In our exercise, we see a redox reaction taking place, where KI reacts with \(\mathrm{CuSO}_4\). Here, copper in \(\mathrm{CuSO}_4\) has an oxidation state of +2. As the reaction proceeds, copper gets reduced to form \(\mathrm{Cu}_2\mathrm{I}_2\). This means the oxidation state of copper decreases. In contrast, iodine's oxidation state increases, as it is converted from \(I^-\) ion to \(\mathrm{I}_2\), which we recognize as elemental iodine.
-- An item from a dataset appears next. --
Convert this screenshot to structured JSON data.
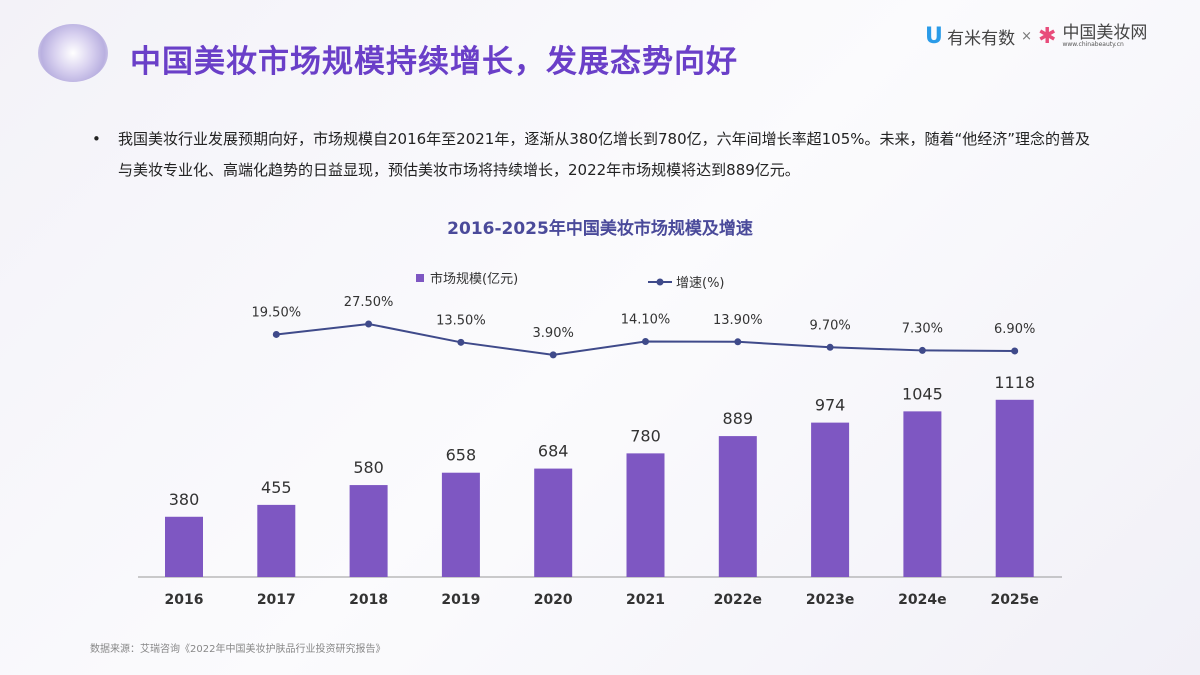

This interplay of oxidation states allows us to see which atoms are oxidized and which are reduced. Keeping track of these changes tells us so much about the roles different species play in a reaction.

Reducing Agents

Reducing agents are substances that donate electrons in a chemical reaction. They themselves get oxidized in the process. In our reaction, \(\mathrm{Na}_2\mathrm{S}_2\mathrm{O}_3\) acts as a reducing agent.

When it is added to the products of the initial reaction between KI and \(\mathrm{CuSO}_4\), it immediately starts reducing \(\mathrm{I}_2\) back to \(\mathrm{I}^-\). During this process, \(\mathrm{Na}_2\mathrm{S}_2\mathrm{O}_3\) becomes oxidized to \(\mathrm{Na}_2\mathrm{S}_4\mathrm{O}_6\).

• \(\mathrm{Na}_2\mathrm{S}_2\mathrm{O}_3\) gives electrons to iodine, making it an excellent example of a reducing agent in action.
• Through this reaction, it neutralizes the iodine by converting it back to iodide ions, effectively reversing part of the initial chemical transformation.

This cycle of oxidation and reduction facilitated by reducing agents like \(\mathrm{Na}_2\mathrm{S}_2\mathrm{O}_3\) is central to how many chemical processes occur.

Inorganic Chemistry

Inorganic chemistry is a broad field that studies compounds that generally do not contain carbon. This includes minerals, metals, and salts, many of which are key players in reactions studied through exercises like this.

The reaction between \(\mathrm{CuSO}_4\) and KI falls under inorganic chemistry because it involves ionic compounds and transition metals. These reactants lead to the formation of copper iodide, \(\mathrm{Cu}_2\mathrm{I}_2\), and iodine, \(\mathrm{I}_2\).

• \(\mathrm{CuSO}_4\) and KI are both inorganic compounds, commonly seen in laboratory work.
• Understanding the role these substances play highlights the importance of electronegativity, electron exchange, and oxidation states in the study of chemistry.

The behavior of inorganic compounds often involves processes like precipitation, acid-base reactions, and redox changes, making their study crucial for understanding chemical reactions across various applications and industries.